In her sculptures Alice Channer (*1977, Oxford, UK, lives and works in London) explores the relationship between materials, bodies, machines and industrial or technological pro-cesses. With relish, she combines her highly industrialised objects with human gestures or with natural traces such as physical or geological remains.
The exhibition Heavy Metals / Silk Cut spans across the two buildings of the Kunstmuseum and the Kunsthalle Appenzell. It features new works, including an architectural intervention, complemented by an overview of sculptures, drawings and installations from the last decade.
In her explorations of materials and processes, Alice Channer casts and bends metals or folds fabrics, draws with cigarette ash and manifests the hidden dimensions of the world of matter. She offers a perspective on what lies beyond the categories and assumptions that shape our perception of objects and our relationship to them.
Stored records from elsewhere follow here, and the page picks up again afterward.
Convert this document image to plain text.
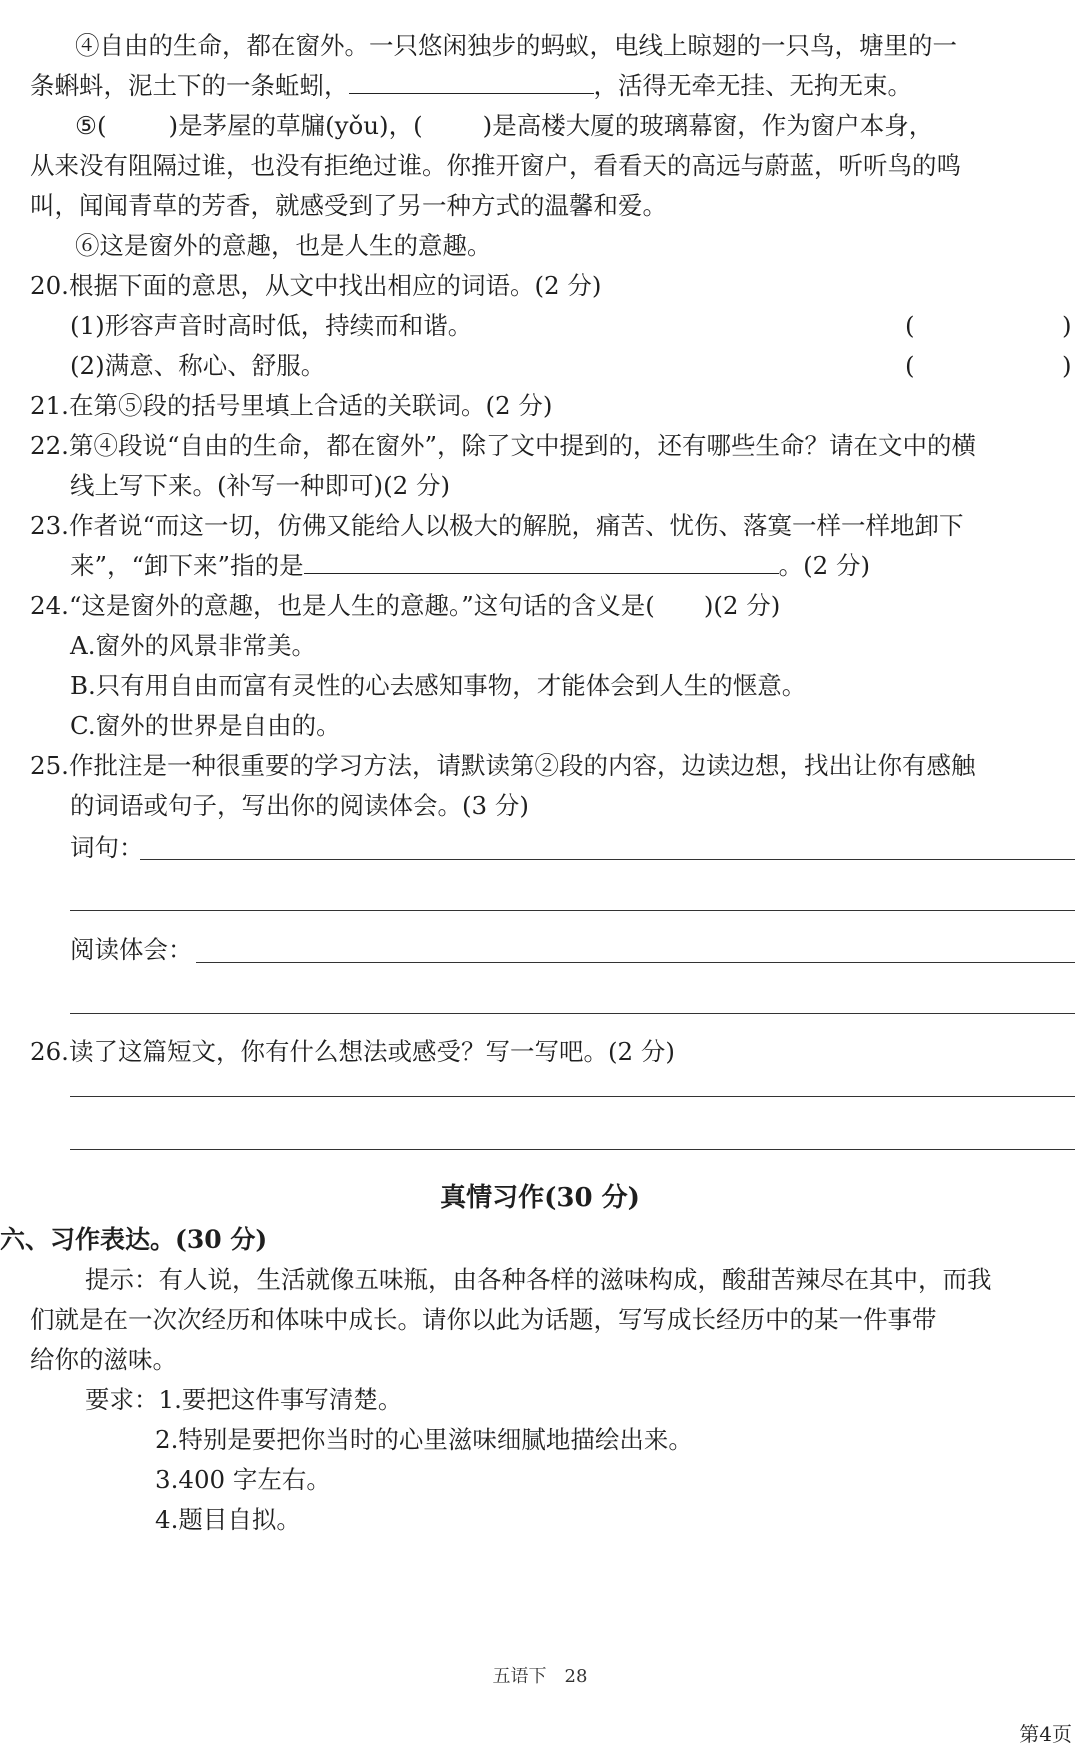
④自由的生命，都在窗外。一只悠闲独步的蚂蚁，电线上晾翅的一只鸟，塘里的一
条蝌蚪，泥土下的一条蚯蚓，	，活得无牵无挂、无拘无束。
⑤(	)是茅屋的草牖(yǒu)，( )是高楼大厦的玻璃幕窗，作为窗户本身，
从来没有阻隔过谁，也没有拒绝过谁。你推开窗户，看看天的高远与蔚蓝，听听鸟的鸣
叫，闻闻青草的芳香，就感受到了另一种方式的温馨和爱。
⑥这是窗外的意趣，也是人生的意趣。
20.根据下面的意思，从文中找出相应的词语。(2 分)
(1)形容声音时高时低，持续而和谐。	(	)
(2)满意、称心、舒服。	(	)
21.在第⑤段的括号里填上合适的关联词。(2 分)
22.第④段说“自由的生命，都在窗外”，除了文中提到的，还有哪些生命？请在文中的横
线上写下来。(补写一种即可)(2 分)
23.作者说“而这一切，仿佛又能给人以极大的解脱，痛苦、忧伤、落寞一样一样地卸下
来”，“卸下来”指的是	。(2 分)
24.“这是窗外的意趣，也是人生的意趣。”这句话的含义是(　　)(2 分)
A.窗外的风景非常美。
B.只有用自由而富有灵性的心去感知事物，才能体会到人生的惬意。
C.窗外的世界是自由的。
25.作批注是一种很重要的学习方法，请默读第②段的内容，边读边想，找出让你有感触
的词语或句子，写出你的阅读体会。(3 分)
词句：
阅读体会：
26.读了这篇短文，你有什么想法或感受？写一写吧。(2 分)
真情习作(30 分)
六、习作表达。(30 分)
提示：有人说，生活就像五味瓶，由各种各样的滋味构成，酸甜苦辣尽在其中，而我
们就是在一次次经历和体味中成长。请你以此为话题，写写成长经历中的某一件事带
给你的滋味。
要求：1.要把这件事写清楚。
2.特别是要把你当时的心里滋味细腻地描绘出来。
3.400 字左右。
4.题目自拟。
五语下　28
第4页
Channer’s works consist of geological and natural materials or representations of natural elements, such as shells, fingers or stones. The artist transforms these in profound, synthetic processes, often in professional manufacturing facilities that have nothing to do with the production of art, such as factories for paint coating or the chemical industry. She had, for example, the shells of spider crabs and brown crabs vacuum-metallised, allowing the authentic physicality of these objects to collide with the result of identical, rhythmic and mechanical working steps. Industrial methods of production, such as the precision engineering of CNC milling to shape aluminium into the desired form or couture techniques to fold images of geological layers in heavy crêpe de Chine, are constitutive of form. Channer relentlessly juxtaposes the organic and the artificial, the biological and the industrial, weaving the traces of production processes into the language of her sculptures. She not only confronts her artistic signature with the cold aesthetics of mechanical shaping, but also points to the fragility of the ecology with these seductive yet fragile exoskeletons.